Konon, salah satu judul bukunya kini sedang digarap oleh
sutradara terkenal di kota, menjadi sebuah film yang akan disukai para penikmat
drama cinta. Iya, tiga tahun silam, Intan merantau ke Ibukota, meniti karir
kepenulisannya yang sedang menjadi buah bibir di tengah masyarakat.
Pernah suatu masa,
Ibunya meminta ia untuk kembali ke desa, menemaninya serta kedua adiknya yang
beranjak remaja.
“Sudahlah, Bu. Aku
janji akan pulang ke Desa, dan mengajak Ibu untuk tinggal bersamaku di Kota,
tenang saja!” sahutnya ringan dari ujung telepon.
“Tidak, Nak. Ibu
tidak ingin tinggal di Kota, biarkan Ibu dan adik-adikmu tinggal di sini, kami
sudah merasa nyaman, kok. Hanya saja, ibu inginkan kamu tinggal lagi bersama
kami, di desa, Ibu merindukanmu, Tan!” lirihnya dengan suara yang gemetar.
“Sudahlah, Bu.
Biarkan Kak intan tinggal di sana, mungkin dia tidak ingin kita ganggu, dia
‘kan sedang sibuk dengan urusannya,” ucap Andin adik pertamanya menenangkan,
“Lagi pula, ibu ‘kan sedang sakit, sudah tak perlu memikirkan sesuatu yang malah
nantinya membuat Ibu bertambah stres, Ibu mesti banyak istirahat!” imbuhnya
mengingatkan.
“Sudah, ya, Bu. Aku
sedang ada urusan dengan proyek film yang mengangkat karyaku, ini kesempatanku,
Bu. Aku tidak ingin menyia-nyiakannya,” Ucapnya antusias, seolah mengabaikan
perasaan rindu yang mendera hati ibundanya.
Air mata menetes
menyiram wajah keriputnya. Batuknya yang semakin menjadi, menambah sesak
pernapasan di kerongkongan tenggorokannya. Tak heran jika hampir dua minggu
terakhir, ibunya jadi tidak nafsu makan. Kedua anaknya yang cemas, selalu
memaksa ibunya untuk makan dan menyuapinya dengan tulus. Karena mereka takut,
akan kehilangan orang tua satu-satunya yang membesarkannya sampai sekarang.

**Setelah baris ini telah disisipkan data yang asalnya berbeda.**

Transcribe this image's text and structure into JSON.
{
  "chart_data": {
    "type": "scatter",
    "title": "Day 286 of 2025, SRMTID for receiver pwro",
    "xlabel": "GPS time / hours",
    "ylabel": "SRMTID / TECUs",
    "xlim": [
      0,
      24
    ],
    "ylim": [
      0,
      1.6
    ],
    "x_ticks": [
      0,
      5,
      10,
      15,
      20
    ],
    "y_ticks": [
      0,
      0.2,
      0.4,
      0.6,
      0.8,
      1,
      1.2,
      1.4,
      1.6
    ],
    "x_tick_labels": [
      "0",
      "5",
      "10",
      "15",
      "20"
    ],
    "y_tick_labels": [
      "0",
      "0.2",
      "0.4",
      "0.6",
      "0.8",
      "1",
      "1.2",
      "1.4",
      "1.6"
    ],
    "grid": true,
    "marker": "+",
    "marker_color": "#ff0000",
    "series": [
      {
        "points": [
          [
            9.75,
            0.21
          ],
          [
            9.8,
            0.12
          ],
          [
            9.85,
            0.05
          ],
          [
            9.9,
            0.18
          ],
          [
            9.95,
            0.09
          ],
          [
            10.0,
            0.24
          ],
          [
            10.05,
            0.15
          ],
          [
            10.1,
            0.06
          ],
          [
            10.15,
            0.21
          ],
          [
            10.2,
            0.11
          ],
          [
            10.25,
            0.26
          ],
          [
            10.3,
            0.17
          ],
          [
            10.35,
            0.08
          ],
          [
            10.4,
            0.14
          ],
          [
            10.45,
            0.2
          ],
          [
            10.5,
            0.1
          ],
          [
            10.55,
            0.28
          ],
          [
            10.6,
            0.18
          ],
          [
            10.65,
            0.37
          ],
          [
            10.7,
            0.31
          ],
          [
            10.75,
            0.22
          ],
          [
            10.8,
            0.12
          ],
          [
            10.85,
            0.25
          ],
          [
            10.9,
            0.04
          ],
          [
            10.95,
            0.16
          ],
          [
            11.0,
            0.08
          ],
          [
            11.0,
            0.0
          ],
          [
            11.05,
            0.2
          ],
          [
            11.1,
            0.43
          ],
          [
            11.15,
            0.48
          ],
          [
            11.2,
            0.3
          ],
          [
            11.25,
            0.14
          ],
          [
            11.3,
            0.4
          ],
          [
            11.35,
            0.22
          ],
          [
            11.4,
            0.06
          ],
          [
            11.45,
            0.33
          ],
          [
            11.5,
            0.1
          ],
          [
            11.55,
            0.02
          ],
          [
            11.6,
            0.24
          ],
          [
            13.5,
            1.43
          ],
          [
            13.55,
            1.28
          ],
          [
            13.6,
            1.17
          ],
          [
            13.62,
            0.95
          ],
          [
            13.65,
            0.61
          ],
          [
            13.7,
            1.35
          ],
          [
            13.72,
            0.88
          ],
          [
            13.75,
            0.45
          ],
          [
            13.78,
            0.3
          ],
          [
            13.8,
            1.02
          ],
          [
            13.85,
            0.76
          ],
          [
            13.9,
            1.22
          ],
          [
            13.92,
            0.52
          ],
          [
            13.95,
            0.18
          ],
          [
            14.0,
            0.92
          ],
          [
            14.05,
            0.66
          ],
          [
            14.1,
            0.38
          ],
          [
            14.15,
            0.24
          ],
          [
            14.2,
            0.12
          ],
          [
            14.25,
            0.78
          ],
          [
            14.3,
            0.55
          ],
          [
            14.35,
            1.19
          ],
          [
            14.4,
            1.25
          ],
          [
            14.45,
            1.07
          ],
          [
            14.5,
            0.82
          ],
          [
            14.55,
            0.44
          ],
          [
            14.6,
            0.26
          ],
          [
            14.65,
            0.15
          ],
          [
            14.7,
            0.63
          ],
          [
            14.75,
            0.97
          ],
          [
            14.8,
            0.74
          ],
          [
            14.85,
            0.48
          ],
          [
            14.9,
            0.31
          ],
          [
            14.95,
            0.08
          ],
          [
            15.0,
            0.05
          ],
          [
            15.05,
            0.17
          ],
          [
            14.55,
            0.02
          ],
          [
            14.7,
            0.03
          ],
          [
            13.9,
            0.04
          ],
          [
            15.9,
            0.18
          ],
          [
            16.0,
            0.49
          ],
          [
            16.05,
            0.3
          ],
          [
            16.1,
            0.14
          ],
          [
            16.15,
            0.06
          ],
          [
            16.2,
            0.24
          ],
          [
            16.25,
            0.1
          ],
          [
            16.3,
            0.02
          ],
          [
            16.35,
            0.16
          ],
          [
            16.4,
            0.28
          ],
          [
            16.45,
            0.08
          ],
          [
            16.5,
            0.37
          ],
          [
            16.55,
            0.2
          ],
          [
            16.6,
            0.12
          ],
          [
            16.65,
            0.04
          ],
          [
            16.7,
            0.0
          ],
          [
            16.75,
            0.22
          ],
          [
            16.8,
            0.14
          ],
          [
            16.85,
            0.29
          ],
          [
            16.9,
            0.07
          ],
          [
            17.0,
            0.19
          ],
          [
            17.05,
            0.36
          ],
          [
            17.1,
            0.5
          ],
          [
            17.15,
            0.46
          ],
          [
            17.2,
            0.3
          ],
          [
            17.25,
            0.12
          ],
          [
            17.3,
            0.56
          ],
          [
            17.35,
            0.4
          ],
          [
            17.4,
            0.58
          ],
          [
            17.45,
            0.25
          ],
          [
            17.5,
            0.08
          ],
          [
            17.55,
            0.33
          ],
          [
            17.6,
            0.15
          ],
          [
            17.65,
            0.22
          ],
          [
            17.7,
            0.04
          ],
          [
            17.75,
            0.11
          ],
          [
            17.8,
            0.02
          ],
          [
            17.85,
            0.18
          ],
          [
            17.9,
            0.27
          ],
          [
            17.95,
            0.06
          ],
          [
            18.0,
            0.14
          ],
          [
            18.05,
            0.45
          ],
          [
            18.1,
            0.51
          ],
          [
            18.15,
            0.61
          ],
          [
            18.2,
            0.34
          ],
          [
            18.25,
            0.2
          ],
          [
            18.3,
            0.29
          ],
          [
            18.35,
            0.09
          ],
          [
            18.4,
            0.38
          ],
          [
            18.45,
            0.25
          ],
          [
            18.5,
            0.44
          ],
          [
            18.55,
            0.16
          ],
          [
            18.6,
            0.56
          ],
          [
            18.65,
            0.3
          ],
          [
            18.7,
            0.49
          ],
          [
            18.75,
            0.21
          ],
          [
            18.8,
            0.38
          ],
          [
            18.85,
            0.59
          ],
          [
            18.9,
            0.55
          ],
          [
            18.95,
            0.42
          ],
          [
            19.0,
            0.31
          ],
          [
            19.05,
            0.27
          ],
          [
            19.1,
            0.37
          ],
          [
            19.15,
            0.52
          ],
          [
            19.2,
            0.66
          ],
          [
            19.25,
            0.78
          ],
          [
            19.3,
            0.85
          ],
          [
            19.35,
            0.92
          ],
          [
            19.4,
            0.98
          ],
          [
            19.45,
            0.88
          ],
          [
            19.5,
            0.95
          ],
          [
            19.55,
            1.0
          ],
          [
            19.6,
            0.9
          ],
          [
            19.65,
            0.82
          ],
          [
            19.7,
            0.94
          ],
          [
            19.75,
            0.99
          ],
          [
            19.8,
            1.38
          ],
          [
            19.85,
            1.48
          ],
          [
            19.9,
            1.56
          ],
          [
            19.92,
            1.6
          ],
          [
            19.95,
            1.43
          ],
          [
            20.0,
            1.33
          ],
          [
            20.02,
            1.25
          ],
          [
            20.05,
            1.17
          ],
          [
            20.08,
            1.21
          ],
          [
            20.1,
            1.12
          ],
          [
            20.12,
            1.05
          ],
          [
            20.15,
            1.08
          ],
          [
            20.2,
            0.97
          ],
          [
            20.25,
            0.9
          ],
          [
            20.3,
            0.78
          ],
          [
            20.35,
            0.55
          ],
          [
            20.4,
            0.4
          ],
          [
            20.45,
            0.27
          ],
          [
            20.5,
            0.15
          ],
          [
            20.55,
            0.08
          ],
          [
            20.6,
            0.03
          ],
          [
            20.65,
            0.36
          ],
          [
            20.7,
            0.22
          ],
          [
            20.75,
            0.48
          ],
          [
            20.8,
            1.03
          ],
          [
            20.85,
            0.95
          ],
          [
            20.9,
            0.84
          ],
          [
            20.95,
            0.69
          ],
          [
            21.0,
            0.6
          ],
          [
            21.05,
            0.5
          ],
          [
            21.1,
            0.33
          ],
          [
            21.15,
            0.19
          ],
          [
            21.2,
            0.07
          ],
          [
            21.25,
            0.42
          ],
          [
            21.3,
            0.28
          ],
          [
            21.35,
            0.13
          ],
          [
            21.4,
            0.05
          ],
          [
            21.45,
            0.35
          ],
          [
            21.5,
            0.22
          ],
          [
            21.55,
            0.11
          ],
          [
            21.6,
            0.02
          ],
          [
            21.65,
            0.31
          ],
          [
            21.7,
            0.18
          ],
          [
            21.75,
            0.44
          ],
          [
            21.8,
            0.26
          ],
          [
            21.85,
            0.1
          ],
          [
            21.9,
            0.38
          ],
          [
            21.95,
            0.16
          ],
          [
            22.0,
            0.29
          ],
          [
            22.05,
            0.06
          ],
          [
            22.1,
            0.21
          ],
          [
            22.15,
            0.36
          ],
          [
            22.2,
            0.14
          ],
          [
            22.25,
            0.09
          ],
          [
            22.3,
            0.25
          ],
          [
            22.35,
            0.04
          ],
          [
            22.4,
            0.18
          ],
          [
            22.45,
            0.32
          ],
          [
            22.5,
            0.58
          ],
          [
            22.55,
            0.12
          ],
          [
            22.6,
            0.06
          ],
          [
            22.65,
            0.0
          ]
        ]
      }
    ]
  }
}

Mereka bangga dengan kesuksesan kakaknya, namun, di sisi lain mereka kesal akan
sikapnya yang dingin serta menomor-duakan keluarga, dibanding kerjaannya, meski
kebutuhan sehari-hari kini meraka merasa dicukupi oleh Intan yang tidak pernah
absen mengirimi uang tiap bulannya melalui ATM Ibunya.
***
Hari ketiga jumpa
fans pun sebagai hari terakhir di salah satu kafe ternama di Ibukota.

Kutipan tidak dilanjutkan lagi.